How difficult will it be to get cancelled flight refunds? What about stiff rebooking fees and will the airline give you "safe seating"?
Todd Ulrich found many consumer groups are pressing airlines to give passengers the flexibility and safety they need now more than ever.
Jeff Newton bought first class airline tickets for a Yellowstone Park vacation. But, Newton knew his big trip would have to be cancelled during a pandemic.
He never expected United Airlines would keep his $2,000, offering only future travel credits.
“Well, shock of course, I bought first class tickets and I thought they were refundable, and if not refundable I thought there would be exceptions,” Newton said.
So many passengers complained about refund denials after the airlines cancelled flights, that the US Department of Transportation issued an April enforcement notice stating that passengers were owed refunds not future credits.
Now, consumer groups are urging congress to do more to protect customers facing a new normal in the skies.

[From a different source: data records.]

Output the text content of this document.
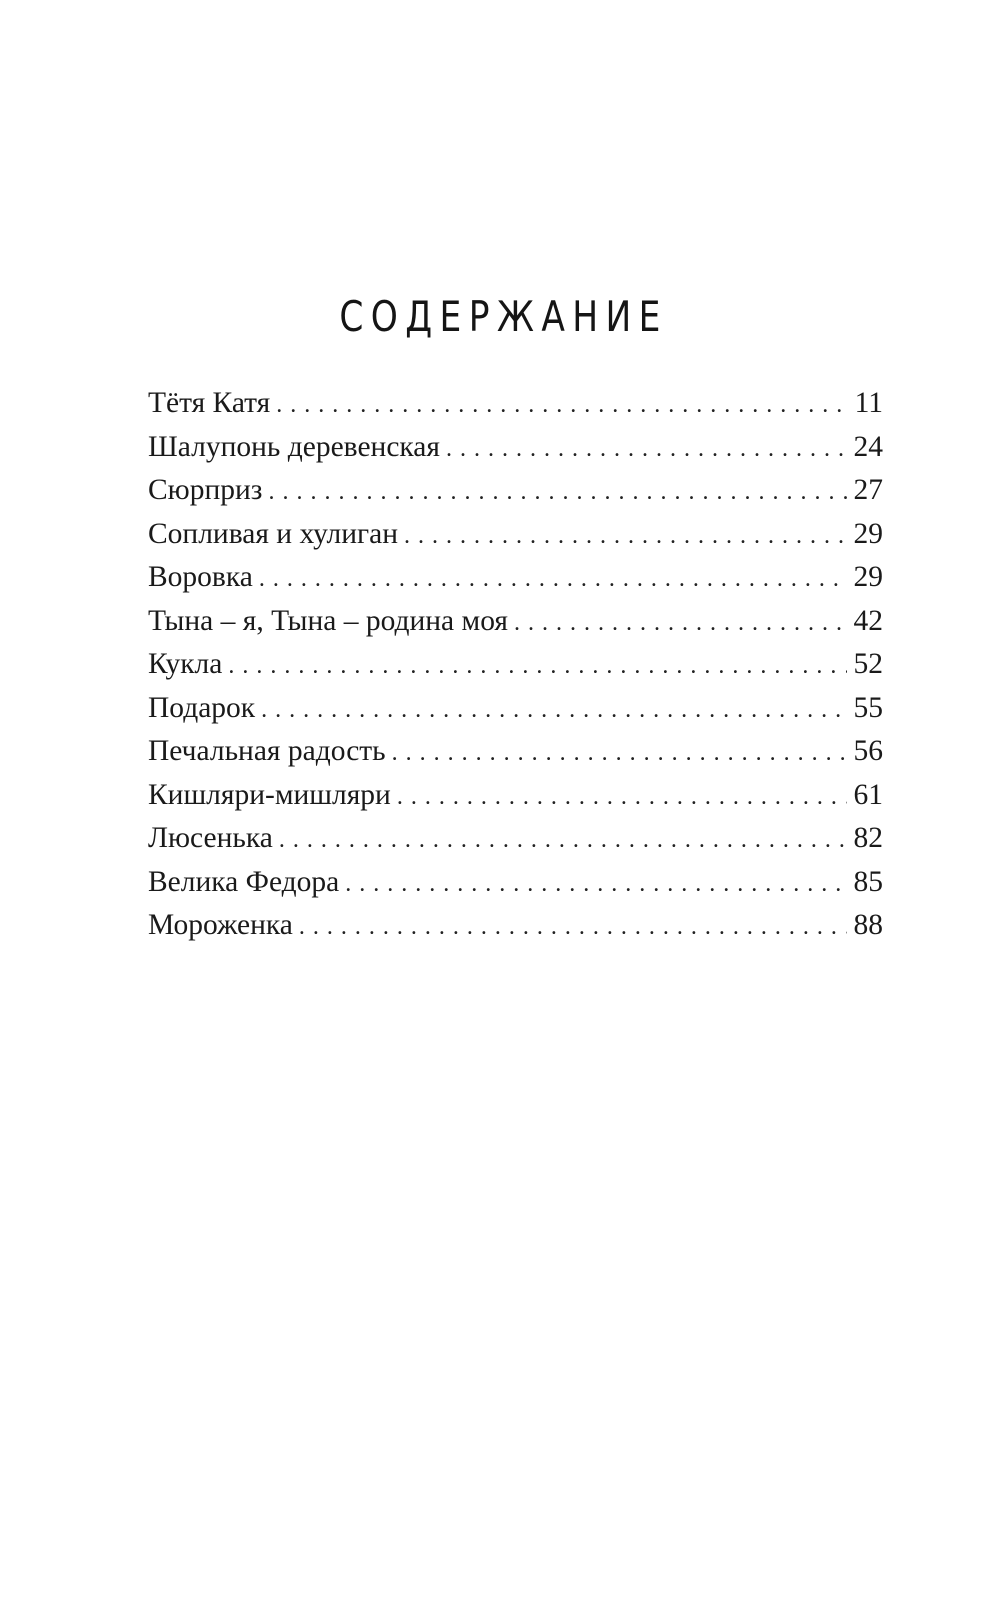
СОДЕРЖАНИЕ
Тётя Катя . . .	11
Шалупонь деревенская . . .	24
Сюрприз . . .	27
Сопливая и хулиган . . .	29
Воровка . . .	29
Тына – я, Тына – родина моя . . .	42
Кукла . . .	52
Подарок . . .	55
Печальная радость . . .	56
Кишляри-мишляри . . .	61
Люсенька . . .	82
Велика Федора . . .	85
Мороженка . . .	88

Organizations like the Consumer Federation of America want lawmakers to consider changes that include affordable refundable tickets and limiting runaway fees.
“To prohibit airlines from charging exorbitant fees that have no relation to the actual cost of doing things like taking care of your baggage, cancelling or changing your flight.” said Susan Grant with the Consumer Federation of America.
Four major airlines charge $400 flight change fees, so in some cases the penalty can come close to what the flight costs.
“Charges of cancelling or changing your tickets shouldn't be profit centers for the airlines,” Grant said.
Then there’s airline seating during a pandemic. Online, customers complain that they were assured social distancing only to find themselves on nearly full flights.
“You were crammed in there with 150 strangers that had been who knows where,” Robbie Wilson said.
Wilson was a passenger on a flight from Charlotte to New York City.
The policies for social distancing vary by airline, but consumer groups warn federal regulators are not enforcing it.
Frontier Airlines had announced passengers can pay an extra fee to keep the middle seat empty.
“That's outrageous. The airline should immediately have free procedures in place to guarantee everyone was socially distant,” Grant said.
Two days later, Frontier cancelled social distance fees.
Action 9 contacted Airlines for America Association about social distance seating guidelines. They have not yet responded.
Ulrich contacted contact United Airlines about Newton’s $2,000 missing refund. A week later he received a notice stating he will get a full refund.
“The consumers need some sort of protection here,” Newton said.
Another major consumer group, flyersrights.org, is calling on airlines to stop offering super low fares and cancelling flights that are not full. The group claims those cancellations defeat social distancing protections.